Jun-07-10  ozmikey: Interesting, thanks. I wonder whether Black can play (after 20. a3) 20...bxa3 21. b4 Bf5!?
Jun-07-10
Premium Chessgames Member
  An Englishman: Good Evening: My, this brings back happy memories of childhood, studying this very Knight ending. The last 30 moves of the game are quite remarkable. Stahlberg thought the 4:3 ending could be drawn as it would be with Rook vs. Rook. Indeed, Taimanov avoided the Knight exchange for the same reason.

The entire last phase revolves around the attack and defense of the f7 square (and not so much the pawn that sits on it, interestingly). White's entire plan consists of clearing a path for his f-pawn, and after all these years, it's still fun to watch him at work.

Just out of curiosity, has anyone ever turned this endgame over to the silicon monsters for their final verdict?

Feb-21-15  Howard: In response to the most recent comment, computer analysis has revealed that Taimanov could have saved himself quite a bit of trouble with 33.Nxa6 ! It would have won rather easily, in fact.
Feb-21-15
Premium Chessgames Member
  keypusher: <An Englishman> <Howard: In response to the most recent comment, computer analysis has revealed that Taimanov could have saved himself quite a bit of trouble with 33.Nxa6 ! It would have won rather easily, in fact.>

Yes, but it is not so easy to see why. Both Bronstein and Najdorf, in their tournament books, recommended 33.Rc5, on the grounds that it would have restricted Black's knight and helped preserve the a-pawn. An engine confirms that 33.Rc5 would have been stronger than Taimanov's 33.Ra5.

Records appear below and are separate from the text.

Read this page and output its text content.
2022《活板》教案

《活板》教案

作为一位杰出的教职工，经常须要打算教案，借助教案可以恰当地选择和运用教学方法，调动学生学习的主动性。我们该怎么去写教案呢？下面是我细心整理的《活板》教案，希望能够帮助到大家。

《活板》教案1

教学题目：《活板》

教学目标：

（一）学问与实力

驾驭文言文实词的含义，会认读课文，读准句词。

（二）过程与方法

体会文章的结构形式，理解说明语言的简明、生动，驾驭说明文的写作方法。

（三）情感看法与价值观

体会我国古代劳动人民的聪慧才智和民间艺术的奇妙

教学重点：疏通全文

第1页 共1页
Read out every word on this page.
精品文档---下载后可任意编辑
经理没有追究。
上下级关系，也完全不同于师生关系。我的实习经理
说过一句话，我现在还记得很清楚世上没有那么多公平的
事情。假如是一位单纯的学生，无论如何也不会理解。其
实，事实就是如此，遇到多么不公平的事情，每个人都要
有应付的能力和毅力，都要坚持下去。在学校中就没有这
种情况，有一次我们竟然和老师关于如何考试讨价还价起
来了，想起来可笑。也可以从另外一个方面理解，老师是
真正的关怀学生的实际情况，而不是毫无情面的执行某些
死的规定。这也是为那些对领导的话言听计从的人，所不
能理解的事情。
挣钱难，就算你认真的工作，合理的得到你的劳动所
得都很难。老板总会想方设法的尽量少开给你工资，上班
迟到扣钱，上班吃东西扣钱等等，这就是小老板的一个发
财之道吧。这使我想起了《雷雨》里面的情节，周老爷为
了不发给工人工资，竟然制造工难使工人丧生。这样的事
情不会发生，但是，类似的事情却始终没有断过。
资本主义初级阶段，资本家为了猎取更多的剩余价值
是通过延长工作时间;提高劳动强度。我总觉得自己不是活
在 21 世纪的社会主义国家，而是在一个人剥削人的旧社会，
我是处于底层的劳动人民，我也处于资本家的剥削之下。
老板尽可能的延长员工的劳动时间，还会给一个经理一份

Taimanov, Bronstein, and Najdorf probably rejected 33.Nxa6 because it forces the exchange of the last set of queenside pawns, which is the last thing White wants: 33.Nxa6 Ra8 34.Nc7 Rxa3. But now 34.Rd8+ Kg7 35.Ne8+ Kh6 (35....Kf8 36.Nf6+ Kg7 37.Rg8+ Kh6 38.g4 and Black will get mated) 36.Nf6 and Black is forced to seek the exchange of rooks: 36....Ra8 37.Rxa8 Nxa8 38.Nd5 and the Black knight has no moves!


click for larger view

This line is so hopeless for Black that the engine prefers 33....Rc8, just going two pawns down with a lost position. But the line is hard for a human being to see, which is why three GMs missed it.

Jul-16-20
Premium Chessgames Member
  plang: 7..Bd6!? was new and was questioned by both Bronstein and Wood as being inconsistent with the system with ..a6. 10..e5 would have been a more logical followup. White wasn't lured by the complications starting with 16 f4: ie. - 16..Qh5 17 e5..Bf5 18 Qb3..Be6 19 Qc2..b3 20 Qd3..Rfd8. 29 Bb7 looks like it would have shortened the game. 32..Nxd5 would have been better maintaining the queenside pawn. Black should not have initiated the exchange of rooks clearly underestimating the dangers of the knight ending.

Taimanov's play in the knight ending is very instructive.